9 things about healthy men

A healthy man is not threatened when his wife is prospering. Rather, he is delighted.

A healthy man is not threatened when his wife has dreams and goals that are not about him.

A healthy man understands that his wife is an image-bearer of God, with gifts and goals and personhood and calling that rightfully belong to her.

A healthy man understands that his wife is not abandoning her personhood when she says, “I do”. She gives up nothing but singleness. She adds companionship and intimacy and love.

A healthy man lives with her with understanding, as a co-heir of eternal life. He does not need to control her, so he seeks to understand her.

A healthy man understands that when his wife is safe and prospering wherever God places her, she adds blessing upon blessing to her home.

A healthy man knows that Jesus is sanctifying and cleansing his wife and doesn’t need another mediator to do it.

A healthy man knows that love and respect, if not freely given, are not love and respect at all.

A healthy man knows that he has much to learn from a wise woman, if he is not too proud to listen.



9 Comments

Filed under 9 things, Men and women

9 responses to “9 things about healthy men

  1. That is so beautiful it almost makes me weep. I suppose it’s how husbands are supposed to be. (Possibly a lovely dream. ) Handy to have a goal if I ever try again. I guess I’m snarky and hopeful, but certainly contently divorced.

  2. FreshGrace

    This needs to be incorporated into wedding vows. Wish it had been part of mine.

  3. FindingFreedom

    I think instead of telling women how they are responsible for “helping” their husbands to be healthy (such as be a good wife, satisfy all your husband’s needs and then he will rise up and be that leader you’ve always wanted and needed) maybe we should be taught this, what true love looks like. Because of my experience, this does not even seem possible. It seems more like a dream than something that could be real. It is nice to think that some women experience this. I’m glad they do. I would not wish my experience on anyone. Thank you for offering hope.

  4. Sandra

    This was so lovely to read but it is an illusion in my life. I was thrashed this morning because I dared to tell my husband that I wanted to travel abroad with family without him. Is that so wrong? Am I his clone that I have to go everywhere with him so that he can continue to control me?

  5. Anu Riley

    This was so beautiful for MANY reasons! It reminded me of the “style” of Proverbs: short and sweet, significant and straightforward. There is room for honest discussion, but no wiggle room for outright denial.

    Someone said these should be wedding vows! So well said, and ironic because I recently read a story about an older man and woman, very much in love but very much entrenched in a legalistic, abusive and controlling church. The preacher marrying them, centered his words around her submission to him as conditional to her being loved by him, and him being loved by her conditioned on her being submissive to him. It was treated as system of safety and protection, of structure and stability—for BOTH of them. It was suggestive of equality: husband and wife DO have equal (but distinctly different) roles; one is not complete without the other and both sides must work together in order to coexist together.

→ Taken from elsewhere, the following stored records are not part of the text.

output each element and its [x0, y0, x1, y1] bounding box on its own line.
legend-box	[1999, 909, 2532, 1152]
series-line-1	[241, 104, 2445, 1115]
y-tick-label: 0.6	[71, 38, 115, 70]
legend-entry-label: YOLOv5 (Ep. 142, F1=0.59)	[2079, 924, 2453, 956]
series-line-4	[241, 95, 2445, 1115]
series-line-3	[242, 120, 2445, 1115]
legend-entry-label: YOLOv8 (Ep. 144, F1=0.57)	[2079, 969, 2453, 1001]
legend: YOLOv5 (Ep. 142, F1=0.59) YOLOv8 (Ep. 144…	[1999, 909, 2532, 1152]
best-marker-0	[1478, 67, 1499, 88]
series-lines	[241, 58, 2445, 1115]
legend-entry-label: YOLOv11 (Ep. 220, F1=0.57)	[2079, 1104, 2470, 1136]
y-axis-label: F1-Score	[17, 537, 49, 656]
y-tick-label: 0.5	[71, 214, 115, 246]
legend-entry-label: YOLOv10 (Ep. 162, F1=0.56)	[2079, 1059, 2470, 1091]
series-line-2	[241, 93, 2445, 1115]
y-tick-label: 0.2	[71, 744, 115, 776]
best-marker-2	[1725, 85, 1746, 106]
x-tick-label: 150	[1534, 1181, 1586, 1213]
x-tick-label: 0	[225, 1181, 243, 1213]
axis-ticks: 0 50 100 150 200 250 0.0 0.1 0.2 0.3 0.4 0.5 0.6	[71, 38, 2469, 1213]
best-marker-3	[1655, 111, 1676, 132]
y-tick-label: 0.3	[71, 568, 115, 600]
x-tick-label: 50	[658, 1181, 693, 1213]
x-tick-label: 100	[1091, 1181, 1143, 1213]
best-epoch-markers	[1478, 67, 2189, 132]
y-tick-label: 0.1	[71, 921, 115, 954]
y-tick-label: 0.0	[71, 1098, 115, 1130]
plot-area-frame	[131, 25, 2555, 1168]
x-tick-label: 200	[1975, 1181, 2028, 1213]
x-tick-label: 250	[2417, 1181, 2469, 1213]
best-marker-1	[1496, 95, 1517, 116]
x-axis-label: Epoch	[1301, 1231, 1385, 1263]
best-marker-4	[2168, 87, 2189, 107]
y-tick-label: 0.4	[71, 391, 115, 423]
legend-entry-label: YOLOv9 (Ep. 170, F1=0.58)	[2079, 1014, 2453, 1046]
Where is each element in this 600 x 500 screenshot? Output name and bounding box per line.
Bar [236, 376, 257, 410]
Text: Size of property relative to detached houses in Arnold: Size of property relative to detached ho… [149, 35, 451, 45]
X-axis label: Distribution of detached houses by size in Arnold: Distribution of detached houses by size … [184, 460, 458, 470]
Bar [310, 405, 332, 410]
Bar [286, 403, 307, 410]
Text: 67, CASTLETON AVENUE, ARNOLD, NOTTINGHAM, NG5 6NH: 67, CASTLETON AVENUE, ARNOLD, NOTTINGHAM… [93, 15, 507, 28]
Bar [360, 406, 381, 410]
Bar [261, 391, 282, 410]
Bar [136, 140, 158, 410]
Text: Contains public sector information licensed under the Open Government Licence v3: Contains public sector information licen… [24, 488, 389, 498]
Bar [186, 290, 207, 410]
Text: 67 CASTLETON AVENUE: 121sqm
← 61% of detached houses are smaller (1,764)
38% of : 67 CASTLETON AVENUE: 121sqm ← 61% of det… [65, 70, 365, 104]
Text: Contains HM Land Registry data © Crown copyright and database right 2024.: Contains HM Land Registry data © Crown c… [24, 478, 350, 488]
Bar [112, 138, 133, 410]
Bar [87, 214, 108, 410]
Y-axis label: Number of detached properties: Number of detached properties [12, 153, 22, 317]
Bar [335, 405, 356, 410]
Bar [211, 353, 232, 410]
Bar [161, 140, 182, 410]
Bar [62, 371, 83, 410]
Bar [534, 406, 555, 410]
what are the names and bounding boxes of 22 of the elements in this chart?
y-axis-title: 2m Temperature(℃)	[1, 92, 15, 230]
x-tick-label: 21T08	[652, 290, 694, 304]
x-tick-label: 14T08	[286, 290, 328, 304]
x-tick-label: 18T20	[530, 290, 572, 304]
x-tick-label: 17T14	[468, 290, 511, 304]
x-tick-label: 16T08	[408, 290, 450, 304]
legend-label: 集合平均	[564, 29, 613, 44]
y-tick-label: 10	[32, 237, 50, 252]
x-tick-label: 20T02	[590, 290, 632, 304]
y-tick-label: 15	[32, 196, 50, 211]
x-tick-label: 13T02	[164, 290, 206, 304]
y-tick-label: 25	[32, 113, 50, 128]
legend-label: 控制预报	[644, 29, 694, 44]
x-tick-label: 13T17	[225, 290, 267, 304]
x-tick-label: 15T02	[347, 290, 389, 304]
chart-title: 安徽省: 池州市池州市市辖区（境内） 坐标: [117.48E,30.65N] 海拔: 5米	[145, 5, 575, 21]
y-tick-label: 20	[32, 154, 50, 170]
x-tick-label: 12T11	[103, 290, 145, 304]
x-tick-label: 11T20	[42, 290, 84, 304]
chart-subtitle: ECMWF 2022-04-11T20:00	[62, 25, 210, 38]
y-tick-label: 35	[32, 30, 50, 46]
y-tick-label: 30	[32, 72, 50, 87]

    Doesn’t sound one sided or toxic or tyrannical, does it? But it is exactly that–not to mention unbiblical.

    Marriage should not be treated as transactional; by definition marriage is relational. It is not like there is no give and take, but at its root it is NOT two people exchanging “goods and services” in order to be treated as worthy and loved. A wife should never be expected to give up a piece of her mind in order to gain a piece of his heart.

    Sam alluded to this: she gave up nothing but her singleness. Not her dignity. Not her salvation. Not her independent thoughts and feelings, her hopes and dreams, her boldness and tenacity.

    What angers me is the lack of common sense. Ever seen the movie “Father of the Bride?” The wedding planner arrives with his designer crew at the house where the reception will take place. They keep saying how they think it’s beautiful and wonderful, and then: “we’ll change it all though, let’s go!”

    A man falls in love with a woman when she is single. Hopefully he can articulate what attracted him to her; what he loves about her. Imagine being at the alter, saying such wonderful things, but then saying: but (now that we are married), I’ll change it all, though.

    So, you fell in love with a woman you say you love, consider to be lovely—but now you want to change it all. So you fell in love with a fixer upper, a designer’s dream? You fell in love with an image bearer of the Lord, only to insist she be made into an image bearer of your idea of her?

    Wedding vows might want to include things like: I will not strip of you of your dignity. I will not deny your intrinsic worth in Him and from Him. I will not take away your freedom that He died for. I will not demand or command. I will not force or coerce.

    Sam used words like what a “healthy” man will know and understand. Sounds hard to believe, but a healthy man is actually quite unburdened. You are free to love her in a simple and straightforward way.

    Flip if around. A healthy woman will know and understand that only a man truly freed by Christ will be free to love her as a woman truly freed by Christ.

    That is true safety and stability. Anything less is chaos and confusion.